C'est d'ailleurs pour cette raison que le gouvernement a reculé, admet le ministre responsable du développement régional, Jean-Pierre Blackburn. «Je demandais au Bloc québécois s'ils allaient appuyer ou non le budget, et on voit bien par leur silence qu'ils n'avaient pas l'intention d'appuyer le budget. Alors, dans les circonstances, on se doit d'agir en gouvernement responsable. C'est pour ça qu'on va déposer la loi, pour être sûrs.»
Le gouvernement déposera ce projet de loi demain, ou dès aujourd'hui si les trois partis d'opposition consentent à accélérer le processus parlementaire habituel. «Il faut le consentement unanime des partis d'opposition pour amener cette motion au vote plus rapidement. On espère l'avoir», a expliqué une source gouvernementale. Le projet de loi pourra être modifié par l'opposition, mais pas de façon à augmenter la valeur totale de l'aide.
Le milliard assuré
L'adoption du projet de loi est assurée puisque le chef libéral Stéphane Dion a dit vouloir l'appuyer, à moins qu'il ne contienne de «mauvaises surprises ou des pilules empoisonnées». «On va prendre le milliard qui passe, certainement! Nos travailleurs et familles en ont besoin, ils en ont besoin tout de suite», a-t-il dit hier après-midi. Le chef libéral s'est fait un devoir de rappeler que le gouvernement de Paul Martin avait promis avant l'élection de 2005 «un plan de 1,5 milliard que le gouvernement conservateur a coupé dès qu'il est arrivé au pouvoir».

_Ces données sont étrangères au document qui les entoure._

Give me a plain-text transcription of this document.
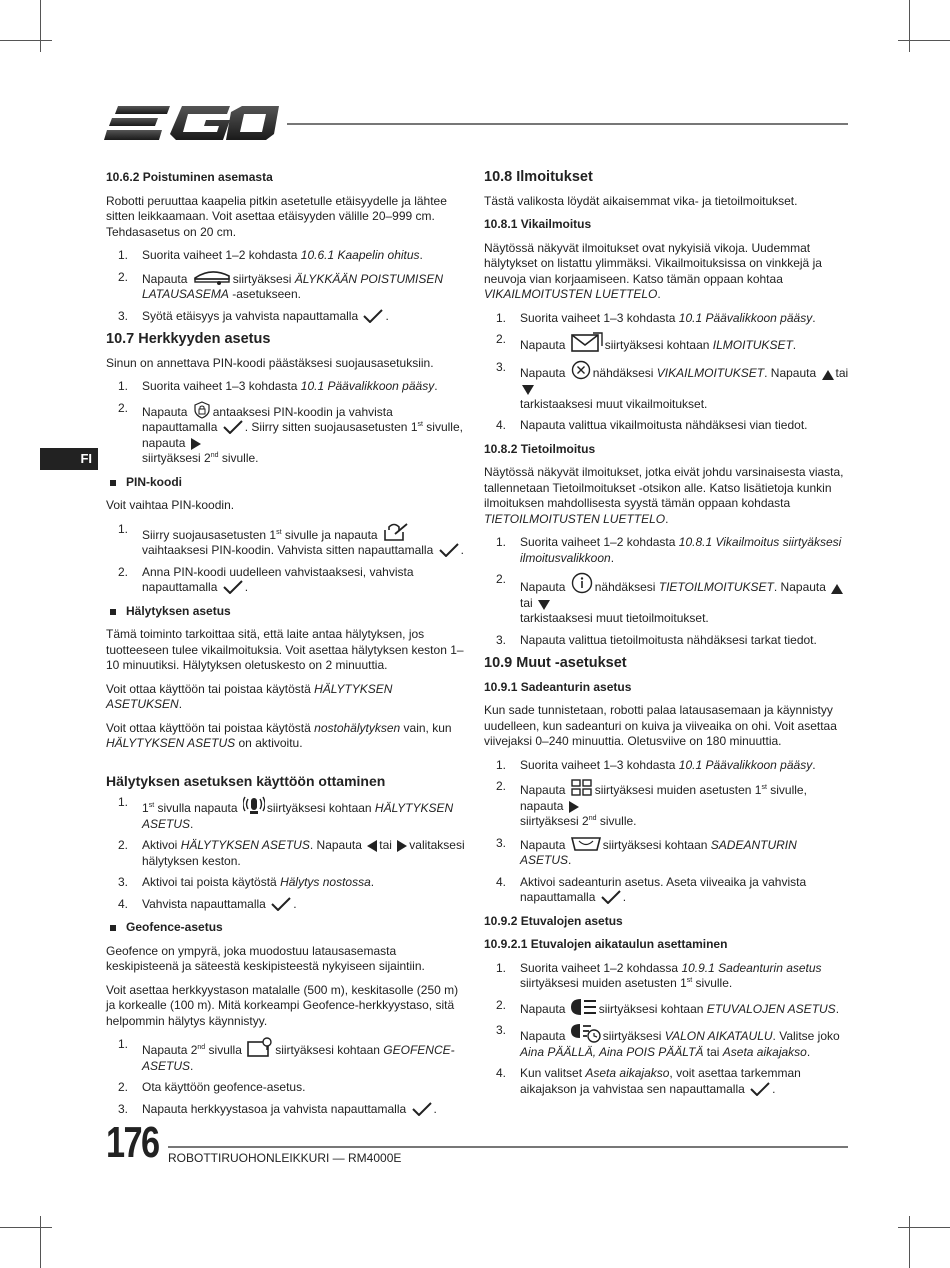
FI
10.6.2 Poistuminen asemasta

Robotti peruuttaa kaapelia pitkin asetetulle etäisyydelle ja lähtee sitten leikkaamaan. Voit asettaa etäisyyden välille 20–999 cm. Tehdasasetus on 20 cm.

1. Suorita vaiheet 1–2 kohdasta 10.6.1 Kaapelin ohitus.
2. Napauta	siirtyäksesi ÄLYKKÄÄN POISTUMISEN LATAUSASEMA -asetukseen.
3. Syötä etäisyys ja vahvista napauttamalla .
10.7 Herkkyyden asetus

Sinun on annettava PIN-koodi päästäksesi suojausasetuksiin.

1. Suorita vaiheet 1–3 kohdasta 10.1 Päävalikkoon pääsy.
2. Napauta antaaksesi PIN-koodin ja vahvista napauttamalla . Siirry sitten suojausasetusten 1st sivulle, napauta
siirtyäksesi 2nd sivulle.
PIN-koodi

Voit vaihtaa PIN-koodin.

1. Siirry suojausasetusten 1st sivulle ja napauta vaihtaaksesi PIN-koodin. Vahvista sitten napauttamalla .
2. Anna PIN-koodi uudelleen vahvistaaksesi, vahvista napauttamalla .
Hälytyksen asetus

Tämä toiminto tarkoittaa sitä, että laite antaa hälytyksen, jos tuotteeseen tulee vikailmoituksia. Voit asettaa hälytyksen keston 1–10 minuutiksi. Hälytyksen oletuskesto on 2 minuuttia.

Voit ottaa käyttöön tai poistaa käytöstä HÄLYTYKSEN ASETUKSEN.

Voit ottaa käyttöön tai poistaa käytöstä nostohälytyksen vain, kun HÄLYTYKSEN ASETUS on aktivoitu.

Hälytyksen asetuksen käyttöön ottaminen
1. 1st sivulla napauta siirtyäksesi kohtaan HÄLYTYKSEN ASETUS.
2. Aktivoi HÄLYTYKSEN ASETUS. Napauta tai valitaksesi hälytyksen keston.
3. Aktivoi tai poista käytöstä Hälytys nostossa.
4. Vahvista napauttamalla .
Geofence-asetus

Geofence on ympyrä, joka muodostuu latausasemasta keskipisteenä ja säteestä keskipisteestä nykyiseen sijaintiin.

Voit asettaa herkkyystason matalalle (500 m), keskitasolle (250 m) ja korkealle (100 m). Mitä korkeampi Geofence-herkkyystaso, sitä helpommin hälytys käynnistyy.

1. Napauta 2nd sivulla	siirtyäksesi kohtaan GEOFENCE-ASETUS.
2. Ota käyttöön geofence-asetus.
3. Napauta herkkyystasoa ja vahvista napauttamalla .
10.8 Ilmoitukset

Tästä valikosta löydät aikaisemmat vika- ja tietoilmoitukset.

10.8.1 Vikailmoitus

Näytössä näkyvät ilmoitukset ovat nykyisiä vikoja. Uudemmat hälytykset on listattu ylimmäksi. Vikailmoituksissa on vinkkejä ja neuvoja vian korjaamiseen. Katso tämän oppaan kohtaa VIKAILMOITUSTEN LUETTELO.

1. Suorita vaiheet 1–3 kohdasta 10.1 Päävalikkoon pääsy.
2. Napauta	siirtyäksesi kohtaan ILMOITUKSET.
3. Napauta nähdäksesi VIKAILMOITUKSET. Napauta tai
tarkistaaksesi muut vikailmoitukset.
4. Napauta valittua vikailmoitusta nähdäksesi vian tiedot.
10.8.2 Tietoilmoitus

Näytössä näkyvät ilmoitukset, jotka eivät johdu varsinaisesta viasta, tallennetaan Tietoilmoitukset -otsikon alle. Katso lisätietoja kunkin ilmoituksen mahdollisesta syystä tämän oppaan kohdasta TIETOILMOITUSTEN LUETTELO.

1. Suorita vaiheet 1–2 kohdasta 10.8.1 Vikailmoitus siirtyäksesi ilmoitusvalikkoon.
2.
Napauta nähdäksesi TIETOILMOITUKSET. Napauta tai
tarkistaaksesi muut tietoilmoitukset.
3. Napauta valittua tietoilmoitusta nähdäksesi tarkat tiedot.
10.9 Muut -asetukset
10.9.1 Sadeanturin asetus

Kun sade tunnistetaan, robotti palaa latausasemaan ja käynnistyy uudelleen, kun sadeanturi on kuiva ja viiveaika on ohi. Voit asettaa viivejaksi 0–240 minuuttia. Oletusviive on 180 minuuttia.

1. Suorita vaiheet 1–3 kohdasta 10.1 Päävalikkoon pääsy.
2. Napauta siirtyäksesi muiden asetusten 1st sivulle, napauta
siirtyäksesi 2nd sivulle.
3. Napauta	siirtyäksesi kohtaan SADEANTURIN ASETUS.
4. Aktivoi sadeanturin asetus. Aseta viiveaika ja vahvista napauttamalla .
10.9.2 Etuvalojen asetus
10.9.2.1 Etuvalojen aikataulun asettaminen
1. Suorita vaiheet 1–2 kohdassa 10.9.1 Sadeanturin asetus
siirtyäksesi muiden asetusten 1st sivulle.
2. Napauta	siirtyäksesi kohtaan ETUVALOJEN ASETUS.
3. Napauta	siirtyäksesi VALON AIKATAULU. Valitse joko Aina PÄÄLLÄ, Aina POIS PÄÄLTÄ tai Aseta aikajakso.
4. Kun valitset Aseta aikajakso, voit asettaa tarkemman aikajakson ja vahvistaa sen napauttamalla .
176 ROBOTTIRUOHONLEIKKURI — RM4000E
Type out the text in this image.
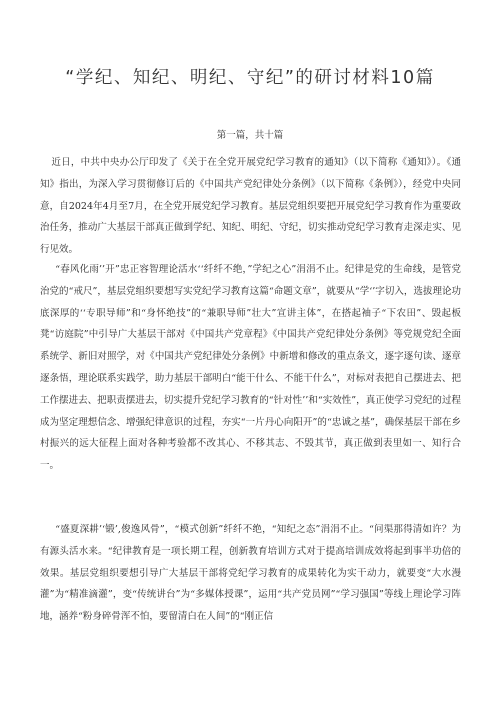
“学纪、知纪、明纪、守纪”的研讨材料10篇
第一篇，共十篇

近日，中共中央办公厅印发了《关于在全党开展党纪学习教育的通知》（以下简称《通知》）。《通知》指出，为深入学习贯彻修订后的《中国共产党纪律处分条例》（以下简称《条例》），经党中央同意，自2024年4月至7月，在全党开展党纪学习教育。基层党组织要把开展党纪学习教育作为重要政治任务，推动广大基层干部真正做到学纪、知纪、明纪、守纪，切实推动党纪学习教育走深走实、见行见效。

“春风化雨’’开”忠正容智理论活水‘‘纤纤不绝，”学纪之心”涓涓不止。纪律是党的生命线，是管党治党的“戒尺”，基层党组织要想写实党纪学习教育这篇“命题文章”，就要从“学‘’字切入，选拔理论功底深厚的‘‘专职导师”和“身怀绝技”的“兼职导师”壮大”宣讲主体”，在搭起袖子“下农田”、毁起板凳“访庭院”中引导广大基层干部对《中国共产党章程》《中国共产党纪律处分条例》等党规党纪全面系统学、新旧对照学，对《中国共产党纪律处分条例》中新增和修改的重点条文，逐字逐句读、逐章逐条悟，理论联系实践学，助力基层干部明白“能干什么、不能干什么”，对标对表把自己摆进去、把工作摆进去、把职责摆进去，切实提升党纪学习教育的“针对性’’和“实效性”，真正使学习党纪的过程成为坚定理想信念、增强纪律意识的过程，夯实“一片丹心向阳开”的“忠诚之基”，确保基层干部在乡村振兴的远大征程上面对各种考验都不改其心、不移其志、不毁其节，真正做到表里如一、知行合一。

“盛夏深耕’‘锻’,俊逸风骨”，“模式创新”纤纤不绝，“知纪之态”涓涓不止。“问渠那得清如许？为有源头活水来。“纪律教育是一项长期工程，创新教育培训方式对于提高培训成效将起到事半功倍的效果。基层党组织要想引导广大基层干部将党纪学习教育的成果转化为实干动力，就要变“大水漫灌”为“精准滴灌”，变“传统讲台”为“多媒体授课”，运用“共产党员网”“学习强国”等线上理论学习阵地，涵养“粉身碎骨浑不怕，要留清白在人间”的“刚正信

Le Bloc québécois, quant à lui, attend de voir le projet de loi avant de se prononcer. Le parti ne digère toujours pas le mode de répartition de la somme. Ottawa a choisi de partager le milliard selon le poids démographique de chaque province sans prendre en compte l'importance de l'industrie manufacturière et forestière qu'elles abritent (ou pas). Ainsi, le Québec recevra 217 millions et l'Ontario près du double, contre environ 100 millions pour l'Alberta, pourtant peu affectée par la crise. Pourtant, avec environ 300 000 emplois perdus, l'Ontario et le Québec ont épongé environ 91 % de toutes les pertes d'emplois dans le secteur de la fabrication... Et à cause de la somme forfaire de 10 millions accordée à chaque province, la petite Île-du-Prince-Édouard, avec 135 000 habitants, touchera environ 14 millions, une proportion du total disponible trois fois plus élevée que son poids démographique.
Le chef bloquiste, Gilles Duceppe, entend «bonifier» ce plan. Au moment de mettre sous presse hier soir, on ne savait toujours pas si ce genre de modification, changeant la formule de partage, serait jugé acceptable.
«Ce n'est pas suffisant, mais c'est un commencement, a pour sa part indiqué le chef du NPD, Jack Layton. On préfère avoir cette aide que non. [...] Nous sommes heureux que le gouvernement ait cessé son chantage.»
Un budget décisif
Au moment du dévoilement de son plan d'aide, l'entourage du premier ministre refusait obstinément de séparer cette aide du prochain budget, allant même jusqu'à prétendre que c'était la seule façon de dépenser des fonds imprévus.
Encore la semaine dernière, le ministre Cannon raillait son opposant néo-démocrate Thomas Mulcair qui lui demandait de verser l'argent immédiatement. «Mon honorable collègue qui a aussi siégé à l'Assemblée nationale doit savoir que lorsqu'il s'agit d'appropriation de nouveaux montants d'argent, on doit suivre un processus. Ce processus se nomme le budget», avait lancé M. Cannon.
La porte est désormais toute grande ouverte pour défaire le gouvernement conservateur au prochain budget compte tenu du fait que les partis d'opposition n'auront pas à assumer la responsabilité de la mort du plan d'aide. Un sondage Unimarketing effectué pour La Presse indique que conservateurs et libéraux sont à égalité au pays avec 33 % des intentions de vote chacun. La marge d'erreur est de 2,7 %, 1 fois sur 20.